St. Francis of Sales says that great virtues and fidelity in small things are like sugar and salt; sugar is more delicious, but of less frequent use, while salt enters into every article of our food.
Great virtues are rare; they are seldom needed, and when the occasion comes, we are prepared for it by everything which has preceded, excited by the greatness of the sacrifice, and sustained either by the brilliancy of the action in the eyes of others, or by self-complacency in our ability to do such wonderful things.
Small occasions, however, are unforeseen; they recur every moment, and place us incessantly in conflict with our pride, our sloth, our self-esteem, and our passions; they are calculated thoroughly to subdue our wills, and leave us no retreat. If we are faithful in them, nature will have no time to breathe, and must die to all her inclinations.
It is with piety as it is with our temporal goods; there is more danger from little expenses than from larger disbursements, and he who understands how to take care of what is insignificant, will soon accumulate a large fortune. Everything great owes its greatness to the small elements of which it is composed; he that loses nothing, will soon be rich.
Consider, on the other hand, that God does not so much regard our actions, as the motive of love from which they spring, and the pliability of our wills to his. Men judge our deeds by their outward appearance; with God, that which is most dazzling in the eyes of man, is of no account.
What he desires is a pure intention, a will ready for anything, and ever pliable in his hands, and an honest abandonment of self; and all this can be much more frequently manifested on small than on extraordinary occasions; there will also be much less danger from pride, and the trial will be far more searching.
We are the more easily deceived about these small matters, in proportion as we imagine them to be innocent, and ourselves indifferent to them. Nevertheless, when God takes them away, we may easily recognize, in the pain of the deprivation, how excessive and inexcusable were both the use and the attachment. If we are in the habit of neglecting little things, we shall be constantly offending our families, our domestics, and the public. No one can well believe that our piety is sincere, when our behavior is loose and irregular in its little details. What ground have we for believing that we are ready to make the greatest sacrifices, when we daily fail in offering the least?

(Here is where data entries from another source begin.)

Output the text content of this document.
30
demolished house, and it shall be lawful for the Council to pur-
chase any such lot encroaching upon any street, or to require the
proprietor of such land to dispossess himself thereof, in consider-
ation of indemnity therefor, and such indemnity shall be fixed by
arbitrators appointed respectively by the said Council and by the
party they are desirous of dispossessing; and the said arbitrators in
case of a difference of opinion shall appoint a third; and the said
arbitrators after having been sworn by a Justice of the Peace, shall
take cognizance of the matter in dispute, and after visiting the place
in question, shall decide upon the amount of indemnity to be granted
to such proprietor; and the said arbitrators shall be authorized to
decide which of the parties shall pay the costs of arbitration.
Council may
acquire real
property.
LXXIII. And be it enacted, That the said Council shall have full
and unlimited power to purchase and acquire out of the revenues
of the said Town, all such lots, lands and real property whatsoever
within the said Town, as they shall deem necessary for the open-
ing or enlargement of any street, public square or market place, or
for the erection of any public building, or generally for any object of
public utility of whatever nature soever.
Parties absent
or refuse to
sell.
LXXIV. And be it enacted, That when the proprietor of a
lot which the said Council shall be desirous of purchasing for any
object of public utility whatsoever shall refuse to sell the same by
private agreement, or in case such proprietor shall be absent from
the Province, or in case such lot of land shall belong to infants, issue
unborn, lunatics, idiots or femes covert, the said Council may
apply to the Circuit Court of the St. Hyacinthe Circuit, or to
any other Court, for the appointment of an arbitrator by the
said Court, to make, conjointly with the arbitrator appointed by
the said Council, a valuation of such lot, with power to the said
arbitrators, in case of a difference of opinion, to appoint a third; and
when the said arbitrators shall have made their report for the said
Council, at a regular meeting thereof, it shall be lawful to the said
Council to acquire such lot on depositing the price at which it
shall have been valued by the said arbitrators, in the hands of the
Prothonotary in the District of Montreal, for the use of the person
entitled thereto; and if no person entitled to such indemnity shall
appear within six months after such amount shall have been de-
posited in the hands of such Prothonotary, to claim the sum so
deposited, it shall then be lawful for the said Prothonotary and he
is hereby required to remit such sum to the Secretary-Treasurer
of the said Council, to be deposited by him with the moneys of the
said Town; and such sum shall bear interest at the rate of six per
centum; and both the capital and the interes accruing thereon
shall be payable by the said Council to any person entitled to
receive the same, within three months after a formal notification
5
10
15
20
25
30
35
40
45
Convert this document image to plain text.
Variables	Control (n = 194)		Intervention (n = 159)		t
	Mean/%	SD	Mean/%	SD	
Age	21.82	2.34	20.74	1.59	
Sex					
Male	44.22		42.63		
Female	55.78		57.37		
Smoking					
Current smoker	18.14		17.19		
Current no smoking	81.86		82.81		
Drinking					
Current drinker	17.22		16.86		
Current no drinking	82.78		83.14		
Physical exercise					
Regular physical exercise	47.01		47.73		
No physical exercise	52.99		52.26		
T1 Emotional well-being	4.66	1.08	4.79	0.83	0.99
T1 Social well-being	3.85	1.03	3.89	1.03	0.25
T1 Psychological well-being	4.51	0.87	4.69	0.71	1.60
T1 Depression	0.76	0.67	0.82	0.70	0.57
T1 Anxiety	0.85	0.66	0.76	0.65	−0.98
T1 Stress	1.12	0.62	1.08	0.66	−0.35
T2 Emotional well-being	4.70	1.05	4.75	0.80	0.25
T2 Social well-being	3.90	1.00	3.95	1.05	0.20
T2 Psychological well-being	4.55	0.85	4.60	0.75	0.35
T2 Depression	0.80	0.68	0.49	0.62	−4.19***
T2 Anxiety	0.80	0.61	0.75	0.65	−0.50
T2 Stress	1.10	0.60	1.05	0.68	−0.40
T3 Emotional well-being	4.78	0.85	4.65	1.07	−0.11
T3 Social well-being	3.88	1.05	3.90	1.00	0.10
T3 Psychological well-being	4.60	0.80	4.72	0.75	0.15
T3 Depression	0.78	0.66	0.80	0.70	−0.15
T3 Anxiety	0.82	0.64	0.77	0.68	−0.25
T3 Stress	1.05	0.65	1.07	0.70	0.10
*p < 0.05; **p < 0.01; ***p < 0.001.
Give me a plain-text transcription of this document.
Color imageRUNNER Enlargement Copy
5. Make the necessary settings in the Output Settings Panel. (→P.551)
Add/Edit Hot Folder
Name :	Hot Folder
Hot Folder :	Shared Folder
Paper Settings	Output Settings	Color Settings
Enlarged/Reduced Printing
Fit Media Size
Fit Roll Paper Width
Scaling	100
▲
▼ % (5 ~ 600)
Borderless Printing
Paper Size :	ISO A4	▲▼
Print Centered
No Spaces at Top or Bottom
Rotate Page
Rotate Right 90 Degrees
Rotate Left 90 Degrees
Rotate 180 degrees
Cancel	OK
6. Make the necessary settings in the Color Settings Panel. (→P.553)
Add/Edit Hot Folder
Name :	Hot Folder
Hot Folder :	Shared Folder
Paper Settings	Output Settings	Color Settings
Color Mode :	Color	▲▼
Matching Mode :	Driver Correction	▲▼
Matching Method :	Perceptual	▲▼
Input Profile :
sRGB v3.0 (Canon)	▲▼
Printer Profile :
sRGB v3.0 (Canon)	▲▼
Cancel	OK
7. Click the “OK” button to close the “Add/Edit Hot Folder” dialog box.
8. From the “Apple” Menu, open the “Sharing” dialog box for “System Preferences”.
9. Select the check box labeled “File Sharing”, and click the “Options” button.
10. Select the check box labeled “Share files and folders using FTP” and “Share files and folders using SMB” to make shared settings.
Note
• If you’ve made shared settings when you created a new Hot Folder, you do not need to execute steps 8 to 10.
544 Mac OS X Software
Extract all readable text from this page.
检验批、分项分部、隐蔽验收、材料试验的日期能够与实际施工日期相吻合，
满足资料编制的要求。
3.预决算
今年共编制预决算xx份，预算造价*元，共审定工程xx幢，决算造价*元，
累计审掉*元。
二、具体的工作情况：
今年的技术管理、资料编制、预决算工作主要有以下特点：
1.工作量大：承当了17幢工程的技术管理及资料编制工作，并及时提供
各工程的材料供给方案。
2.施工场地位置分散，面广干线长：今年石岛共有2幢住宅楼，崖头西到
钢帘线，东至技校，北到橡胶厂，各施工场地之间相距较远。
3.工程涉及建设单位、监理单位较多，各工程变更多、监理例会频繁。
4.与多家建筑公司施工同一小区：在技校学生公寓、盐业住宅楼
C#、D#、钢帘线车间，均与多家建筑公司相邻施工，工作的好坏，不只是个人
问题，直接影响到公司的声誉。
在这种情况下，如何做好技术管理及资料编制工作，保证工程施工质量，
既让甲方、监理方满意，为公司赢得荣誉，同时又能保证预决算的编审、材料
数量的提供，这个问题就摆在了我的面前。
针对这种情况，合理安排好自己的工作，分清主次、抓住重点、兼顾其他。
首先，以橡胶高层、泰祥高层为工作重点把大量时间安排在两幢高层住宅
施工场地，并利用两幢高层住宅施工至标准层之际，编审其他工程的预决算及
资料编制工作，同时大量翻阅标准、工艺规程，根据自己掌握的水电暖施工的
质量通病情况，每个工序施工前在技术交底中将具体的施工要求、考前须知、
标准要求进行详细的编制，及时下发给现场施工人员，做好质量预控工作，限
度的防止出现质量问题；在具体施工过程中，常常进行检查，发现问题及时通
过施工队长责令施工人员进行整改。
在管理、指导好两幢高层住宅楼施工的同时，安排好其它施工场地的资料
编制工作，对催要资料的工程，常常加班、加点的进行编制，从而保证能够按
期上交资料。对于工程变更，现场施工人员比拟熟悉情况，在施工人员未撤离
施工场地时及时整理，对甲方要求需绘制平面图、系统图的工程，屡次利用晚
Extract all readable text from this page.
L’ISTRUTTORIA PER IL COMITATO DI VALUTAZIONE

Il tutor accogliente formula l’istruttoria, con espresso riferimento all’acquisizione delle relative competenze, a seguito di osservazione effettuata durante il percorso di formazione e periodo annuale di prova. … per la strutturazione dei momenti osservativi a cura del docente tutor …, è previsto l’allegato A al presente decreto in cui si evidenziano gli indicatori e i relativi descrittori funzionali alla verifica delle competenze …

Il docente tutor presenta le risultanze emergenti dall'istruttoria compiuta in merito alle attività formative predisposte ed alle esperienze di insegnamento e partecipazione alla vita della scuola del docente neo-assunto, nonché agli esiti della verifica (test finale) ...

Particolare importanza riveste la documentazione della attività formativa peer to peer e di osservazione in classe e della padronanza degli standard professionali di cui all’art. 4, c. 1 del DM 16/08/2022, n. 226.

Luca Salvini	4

But the greatest danger of all consists in this, that by neglecting small matters, the soul becomes accustomed to unfaithfulness. We grieve the Holy Spirit, we return to ourselves, we think it a little thing to be wanting towards God. On the other hand, true love can see nothing small; everything that can either please or displease God, seems to be great; not that true love disturbs the soul with scruples, but it puts no limits to its faithfulness.
We are, as it were, drawn along by the love of God; we have no desire to do anything but what we do, and no will in respect to anything which we do not do. At the very moment when God is following the soul, relentlessly pursuing it into the smallest details, and seemingly depriving it of all its liberty, it finds itself in a large place, and enjoys a perfect peace in Him. Happy soul!
It is a small matter, say they; true, but it is of amazing consequence to you; it is a matter that you love well enough to refuse to give it up to God; a matter which you sneer at in words, that you may have a pretence to retain it; a small matter, but one that you withhold from your Maker, and which will prove your ruin.
Finally, judge by your own feelings. What would you think of a friend who owed everything to you, and who was willing from a sense of duty to serve you on those rare occasions which are called great, but who should manifest neither affection nor the least regard for your wishes in the common intercourse of life?
God will gradually make it pleasant and easy to you, for true love is obedient without constraint, and without strife or effort.